Development action with informed and engaged societies
After nearly 28 years, The Communication Initiative (The CI) Global is entering a new chapter. Following a period of transition, the global website has been transferred to the University of the Witwatersrand (Wits) in South Africa, where it will be administered by the Social and Behaviour Change Communication Division. Wits' commitment to social change and justice makes it a trusted steward for The CI's legacy and future.
 
Co-founder Victoria Martin is pleased to see this work continue under Wits' leadership. Victoria knows that co-founder Warren Feek (1953–2024) would have felt deep pride in The CI Global's Africa-led direction.
 
We honour the team and partners who sustained The CI for decades. Meanwhile, La Iniciativa de Comunicación (CILA) continues independently at cila.comminitcila.com and is linked with The CI Global site.
Time to read
2 minutes
Read so far

A Learning Collaborative Model to Improve Human Papillomavirus Vaccination Rates in Primary Care

0 comments
Affiliation

University of Rochester School of Medicine and Dentistry (Rand, Goldstein, Schaffer); Academic Pediatrics Association (Tyrrell); University of Vermont Medical Center (Wallace-Brodeur, Davis); University of Oklahoma Health Sciences Center (Darden); University of Missouri Kansas City School of Medicine and Children's Mercy Kansas City (Humiston); Albertin Health Services Research (Albertin); Michigan State University/Helen DeVos Children's Hospital (Stratbucker); University of California at Los Angeles (Szilagyi)

Date
Summary

"A learning collaborative model provides an effective forum for practices to improve HPV vaccine delivery."

A strong recommendation by a trusted health care professional is cited as an important factor in parents' vaccination decisions. Yet many physicians recommend human papillomavirus (HPV) vaccine inconsistently, tepidly, or for older adolescents because they fear parental hesitancy and prolonged office visits discussing HPV vaccination. Furthermore, missed opportunities (MOs) for adolescent vaccination are common. For these and other reasons, United States (US) HPV vaccination rates have lagged behind those for other adolescent vaccines. This study was conducted to explore whether quality improvement (QI) learning collaboratives (LCs) might help clinicians implement HPV vaccination interventions by sharing expertise and knowledge among similar practice sites.

The researchers conducted a 9-month QI project in 33 community practices and 14 paediatric continuity clinics. Participants were trained via webinar to deliver strong provider recommendations about HPV vaccination at the project's initiation. All practices were encouraged to implement provider prompts, and participants received training on reducing MOs for HPV vaccine at all visit types. They also received monthly feedback reports on MOs.

Each practice was encouraged to form a QI team, which was responsible for educating other nurses and providers in their respective practice. Before rooming the patient, staff were expected to review the patient's immunisation history and to prompt the physician to order HPV vaccine using cues such as a vaccine information statement, sticker, or electronic health record (EHR) prompt. During monthly LC calls, practices sharing successes and barriers they encountered.

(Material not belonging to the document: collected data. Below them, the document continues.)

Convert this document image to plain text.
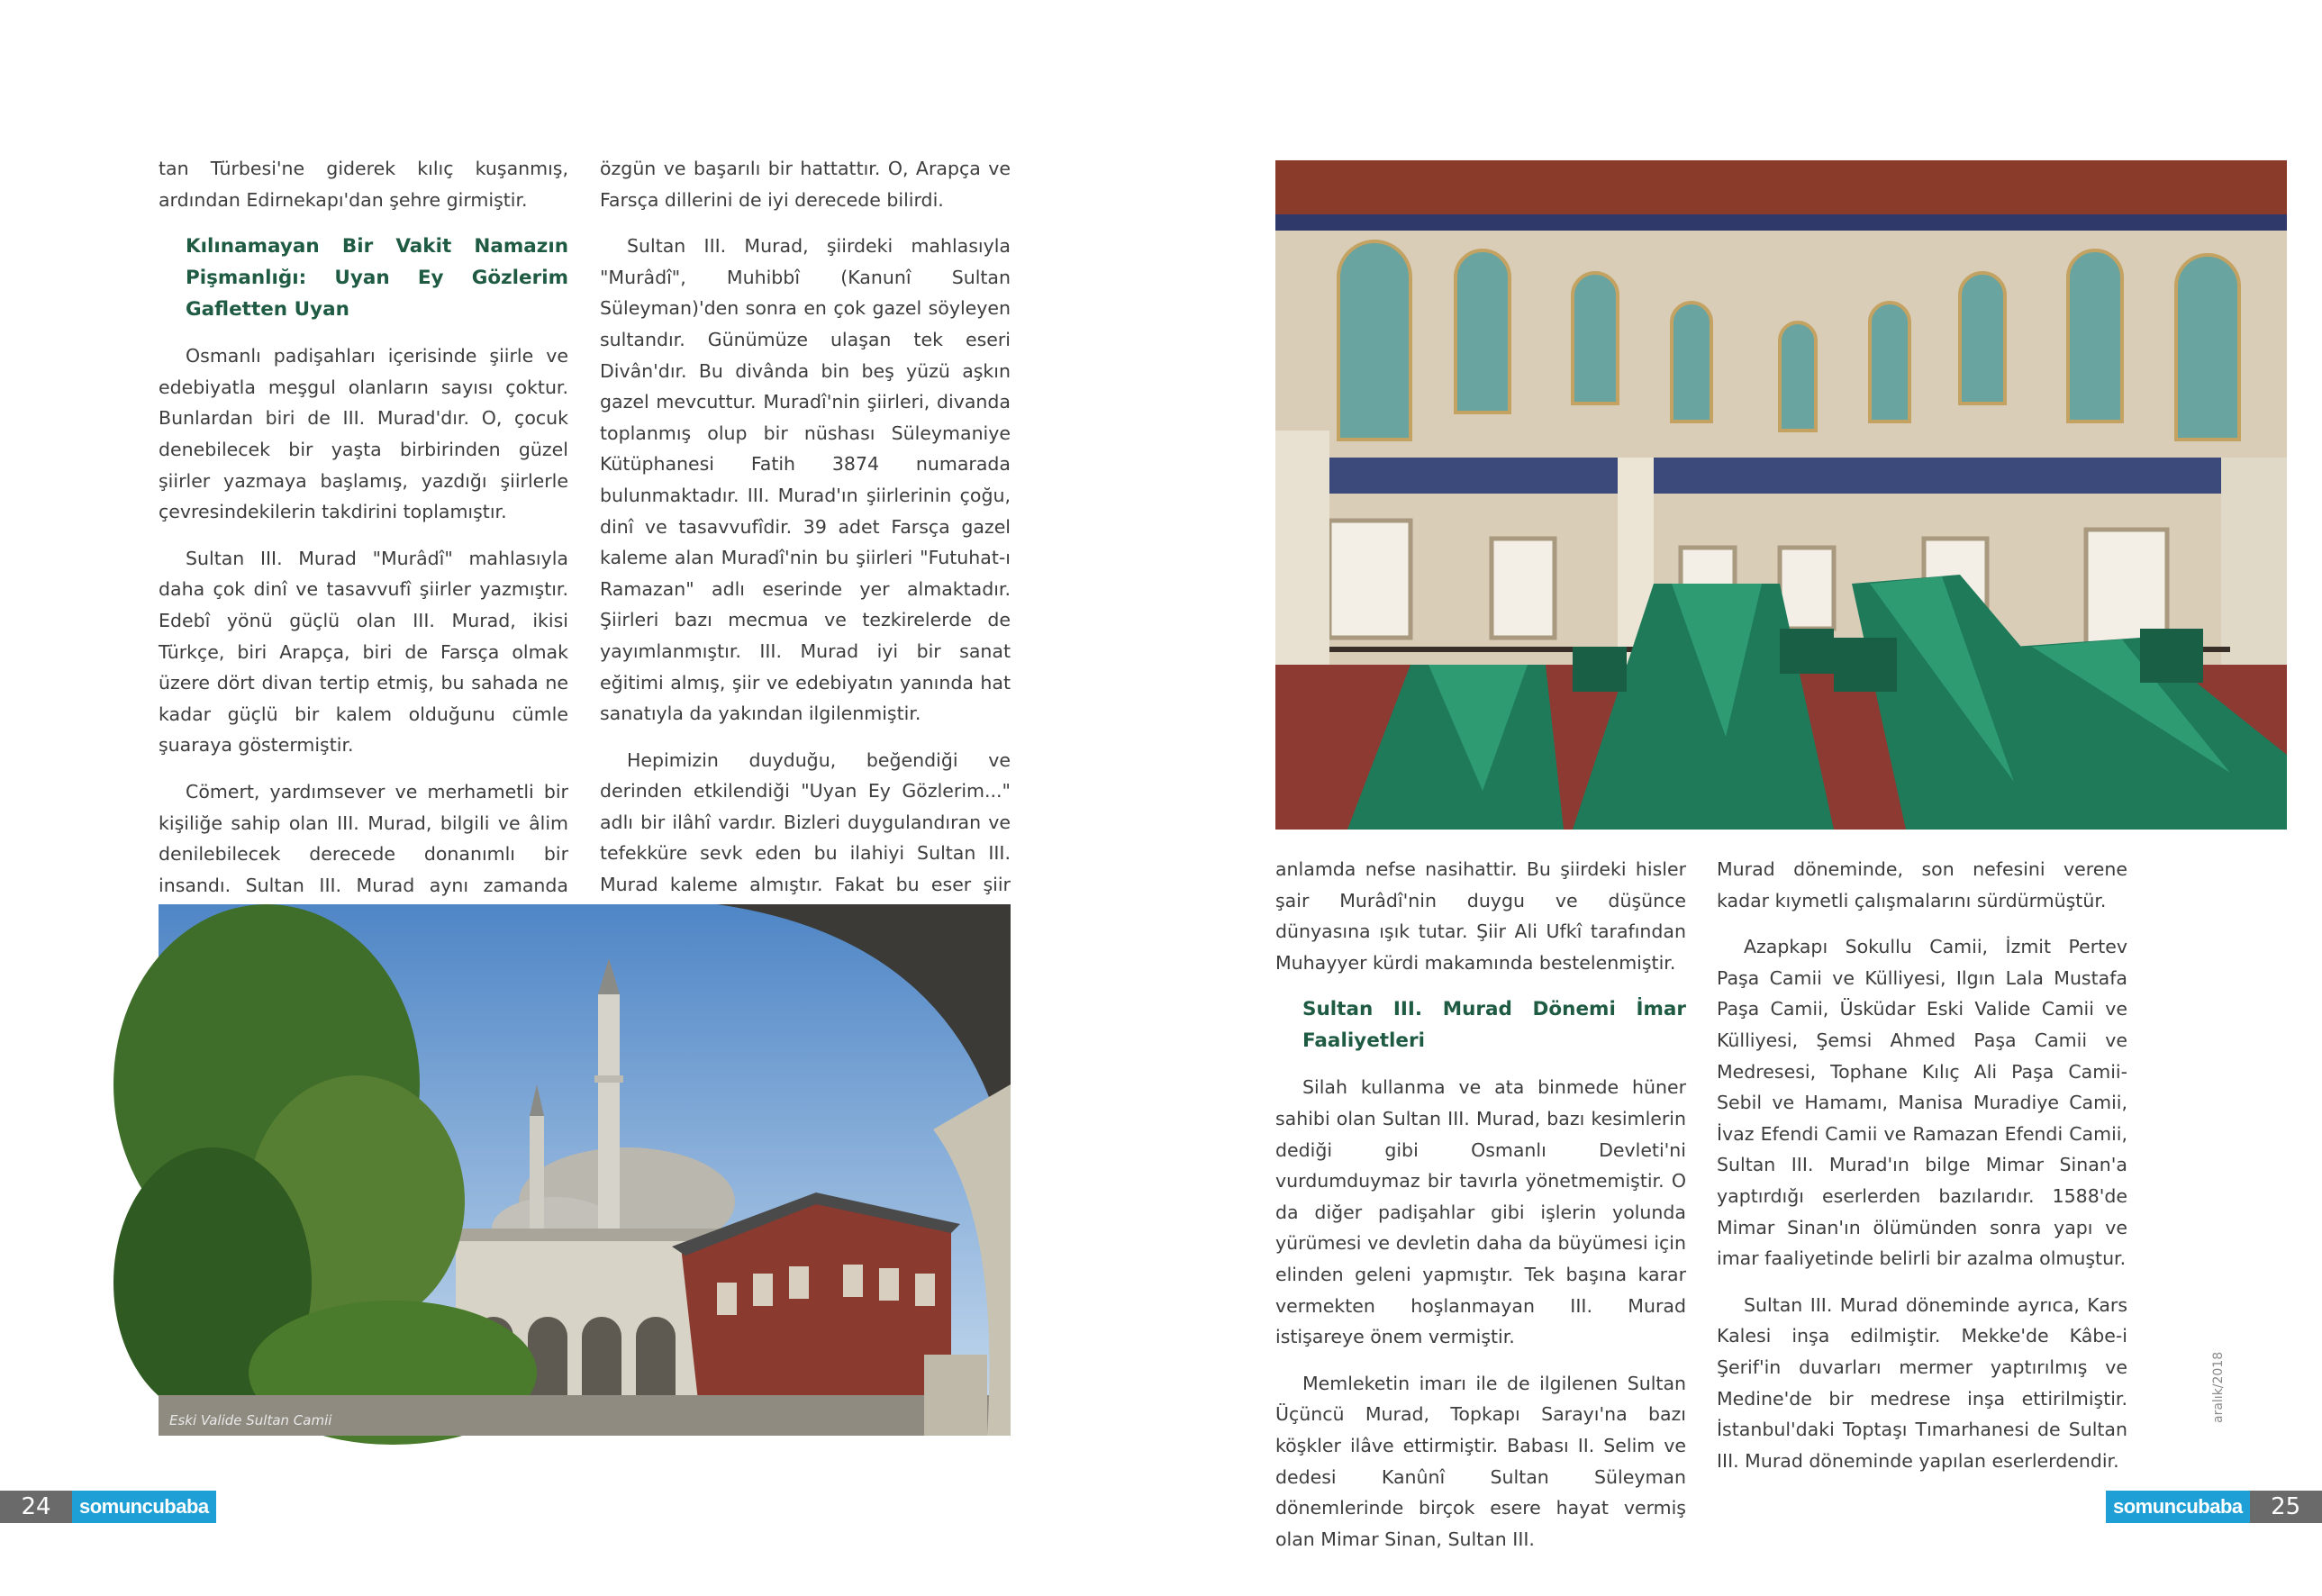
tan Türbesi'ne giderek kılıç kuşanmış, ardından Edirnekapı'dan şehre girmiştir.

Kılınamayan Bir Vakit Namazın Pişmanlığı: Uyan Ey Gözlerim Gafletten Uyan

Osmanlı padişahları içerisinde şiirle ve edebiyatla meşgul olanların sayısı çoktur. Bunlardan biri de III. Murad'dır. O, çocuk denebilecek bir yaşta birbirinden güzel şiirler yazmaya başlamış, yazdığı şiirlerle çevresindekilerin takdirini toplamıştır.

Sultan III. Murad "Murâdî" mahlasıyla daha çok dinî ve tasavvufî şiirler yazmıştır. Edebî yönü güçlü olan III. Murad, ikisi Türkçe, biri Arapça, biri de Farsça olmak üzere dört divan tertip etmiş, bu sahada ne kadar güçlü bir kalem olduğunu cümle şuaraya göstermiştir.

Cömert, yardımsever ve merhametli bir kişiliğe sahip olan III. Murad, bilgili ve âlim denilebilecek derecede donanımlı bir insandı. Sultan III. Murad aynı zamanda

özgün ve başarılı bir hattattır. O, Arapça ve Farsça dillerini de iyi derecede bilirdi.

Sultan III. Murad, şiirdeki mahlasıyla "Murâdî", Muhibbî (Kanunî Sultan Süleyman)'den sonra en çok gazel söyleyen sultandır. Günümüze ulaşan tek eseri Divân'dır. Bu divânda bin beş yüzü aşkın gazel mevcuttur. Muradî'nin şiirleri, divanda toplanmış olup bir nüshası Süleymaniye Kütüphanesi Fatih 3874 numarada bulunmaktadır. III. Murad'ın şiirlerinin çoğu, dinî ve tasavvufîdir. 39 adet Farsça gazel kaleme alan Muradî'nin bu şiirleri "Futuhat-ı Ramazan" adlı eserinde yer almaktadır. Şiirleri bazı mecmua ve tezkirelerde de yayımlanmıştır. III. Murad iyi bir sanat eğitimi almış, şiir ve edebiyatın yanında hat sanatıyla da yakından ilgilenmiştir.

Hepimizin duyduğu, beğendiği ve derinden etkilendiği "Uyan Ey Gözlerim..." adlı bir ilâhî vardır. Bizleri duygulandıran ve tefekküre sevk eden bu ilahiyi Sultan III. Murad kaleme almıştır. Fakat bu eser şiir

Eski Valide Sultan Camii

anlamda nefse nasihattir. Bu şiirdeki hisler şair Murâdî'nin duygu ve düşünce dünyasına ışık tutar. Şiir Ali Ufkî tarafından Muhayyer kürdi makamında bestelenmiştir.

Sultan III. Murad Dönemi İmar Faaliyetleri

Silah kullanma ve ata binmede hüner sahibi olan Sultan III. Murad, bazı kesimlerin dediği gibi Osmanlı Devleti'ni vurdumduymaz bir tavırla yönetmemiştir. O da diğer padişahlar gibi işlerin yolunda yürümesi ve devletin daha da büyümesi için elinden geleni yapmıştır. Tek başına karar vermekten hoşlanmayan III. Murad istişareye önem vermiştir.

Memleketin imarı ile de ilgilenen Sultan Üçüncü Murad, Topkapı Sarayı'na bazı köşkler ilâve ettirmiştir. Babası II. Selim ve dedesi Kanûnî Sultan Süleyman dönemlerinde birçok esere hayat vermiş olan Mimar Sinan, Sultan III.

Murad döneminde, son nefesini verene kadar kıymetli çalışmalarını sürdürmüştür.

Azapkapı Sokullu Camii, İzmit Pertev Paşa Camii ve Külliyesi, Ilgın Lala Mustafa Paşa Camii, Üsküdar Eski Valide Camii ve Külliyesi, Şemsi Ahmed Paşa Camii ve Medresesi, Tophane Kılıç Ali Paşa Camii- Sebil ve Hamamı, Manisa Muradiye Camii, İvaz Efendi Camii ve Ramazan Efendi Camii, Sultan III. Murad'ın bilge Mimar Sinan'a yaptırdığı eserlerden bazılarıdır. 1588'de Mimar Sinan'ın ölümünden sonra yapı ve imar faaliyetinde belirli bir azalma olmuştur.

Sultan III. Murad döneminde ayrıca, Kars Kalesi inşa edilmiştir. Mekke'de Kâbe-i Şerif'in duvarları mermer yaptırılmış ve Medine'de bir medrese inşa ettirilmiştir. İstanbul'daki Toptaşı Tımarhanesi de Sultan III. Murad döneminde yapılan eserlerdendir.

aralık/2018
24	somuncubaba	somuncubaba	25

The study found that MOs overall decreased (from 73% to 53% in community practices and 62% to 55% in continuity clinics; P < .01, and P = .03, respectively). HPV vaccine initiation increased for both genders in community practices (from 66% to 74% for female, 57% to 65% for male; P < .01), and for male patients in continuity clinics (from 68% to 75%; P = .05). Series completion increased overall in community practices (39% to 43%; P = .04) and for male patients in continuity clinics (from 36% to 44%; P = .03).

Practices also reported significant improvements in office systems to reduce MOs. By the study's end, more practices posted a common schedule (from 42% to 71%), educated staff on valid doses (from 50% to 83%), and had an office policy to vaccinate at all visits (from 50% to 85%; P < .01 for each). Strong recommendations for the vaccine for 11- to 12-year-old patients were almost universal at baseline and postintervention for continuity clinics, but community practices improved from 65% to 85% (P = .06) for female patients and 56% to 82% (P = .02) for male patients. (Baseline vaccination rates for male patients were lower than that for female patients, allowing more opportunity to improve.)

Qualitative data indicate that the main practice barriers included concerns related to prompts, time constraints, reaching parents for reminders, systems issues, and parent education and refusal. Regarding the latter, some practices overcame the challenge of parent refusal, in part, by educating staff to talk to parents and by giving patients printed material before seeing the physician.

In conclusion: "This QI study shows that a multicomponent intervention, which includes training in giving a strong HPV vaccination recommendation, with provider prompts as well as feedback on MOs can reduce MOs for HPV vaccination in community practices as well as continuity clinics and improve HPV vaccination rates."